3. Mr. Venugopalachari referred to the decision in Vaughan v. Vaughan, 1953 1 QB 762, for his contention that after a decree for divorce is passed the wife had no right to continue to reside in the matrimonial home. There, when the respondent (husband) left the matrimonial home, he told the wife that she could live there. That was construed to be a promise with reference to the continued state of matrimony between the parties and not a promise which would hold good after the parties had become divorced. The promise made in Ex. D-l here was made in anticipation of a decree for divorce being passed and specifically was intended to cover the provision to be made for the wife after she obtained divorce. That decision would not, therefore, apply here.

Lastly Mr. Venugopalachari attempted to say that by recognising the right Of the wife to reside in the house on the strength of Ex. D-l which would amount to a contractual licence this Court would be adding to the decree granted by the divorce judge. I do not agree, I do not wish to say anything which could give a handle for either party to attempt any amendment of the decree for divorce.
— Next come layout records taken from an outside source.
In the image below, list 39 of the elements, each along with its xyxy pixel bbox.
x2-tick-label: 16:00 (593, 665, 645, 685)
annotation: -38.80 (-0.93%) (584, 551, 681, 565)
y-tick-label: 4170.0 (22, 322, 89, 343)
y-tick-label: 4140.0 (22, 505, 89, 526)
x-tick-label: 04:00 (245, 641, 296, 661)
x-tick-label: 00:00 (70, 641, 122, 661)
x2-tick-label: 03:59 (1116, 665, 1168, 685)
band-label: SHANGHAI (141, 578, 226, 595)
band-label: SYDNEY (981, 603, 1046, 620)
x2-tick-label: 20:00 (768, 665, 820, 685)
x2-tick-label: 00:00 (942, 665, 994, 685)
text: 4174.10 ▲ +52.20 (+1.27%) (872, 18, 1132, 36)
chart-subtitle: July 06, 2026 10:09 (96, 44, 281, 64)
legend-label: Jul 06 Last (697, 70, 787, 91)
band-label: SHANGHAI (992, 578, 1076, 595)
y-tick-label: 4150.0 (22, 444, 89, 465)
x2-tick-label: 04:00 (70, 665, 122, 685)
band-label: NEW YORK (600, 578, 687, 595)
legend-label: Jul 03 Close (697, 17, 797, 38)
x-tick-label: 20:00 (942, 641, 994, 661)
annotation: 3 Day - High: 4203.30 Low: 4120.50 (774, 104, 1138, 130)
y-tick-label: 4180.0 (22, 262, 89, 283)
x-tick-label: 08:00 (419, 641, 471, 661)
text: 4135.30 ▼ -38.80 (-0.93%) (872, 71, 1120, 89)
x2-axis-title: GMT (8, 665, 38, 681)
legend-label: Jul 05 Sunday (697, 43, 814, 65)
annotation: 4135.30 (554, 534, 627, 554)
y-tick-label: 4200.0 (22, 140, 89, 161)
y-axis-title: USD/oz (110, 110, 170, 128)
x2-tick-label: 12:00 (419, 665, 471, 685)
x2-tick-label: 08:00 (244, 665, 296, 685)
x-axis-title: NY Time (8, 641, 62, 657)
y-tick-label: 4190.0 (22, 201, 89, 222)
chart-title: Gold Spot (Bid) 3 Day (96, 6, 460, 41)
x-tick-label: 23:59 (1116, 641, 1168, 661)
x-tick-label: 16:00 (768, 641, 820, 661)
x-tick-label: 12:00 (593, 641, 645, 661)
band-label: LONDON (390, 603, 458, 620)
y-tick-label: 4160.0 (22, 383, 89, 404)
But this much is clear to me that the divorce decree itself was based on the assumption that both the parties were willing to accept the terms set out in Ex. D-l. In asserting her right to remain in possession of the house the petitioner is not, therefore, exercising any rights accorded to her 'by the decree. She is only exercising the right conferred upon her by the husband by the contractual licence contained in Ex. D-l which was fully supported by consideration in view of the fact that the wife accepted it and acted upon it and invited the divorce Court also to act upon it. The decree of the learned Judge is therefore wrong. The revision petition is allowed and the suit filed by the husband is dismissed.

4. No costs either here or in the Court of Small Causes.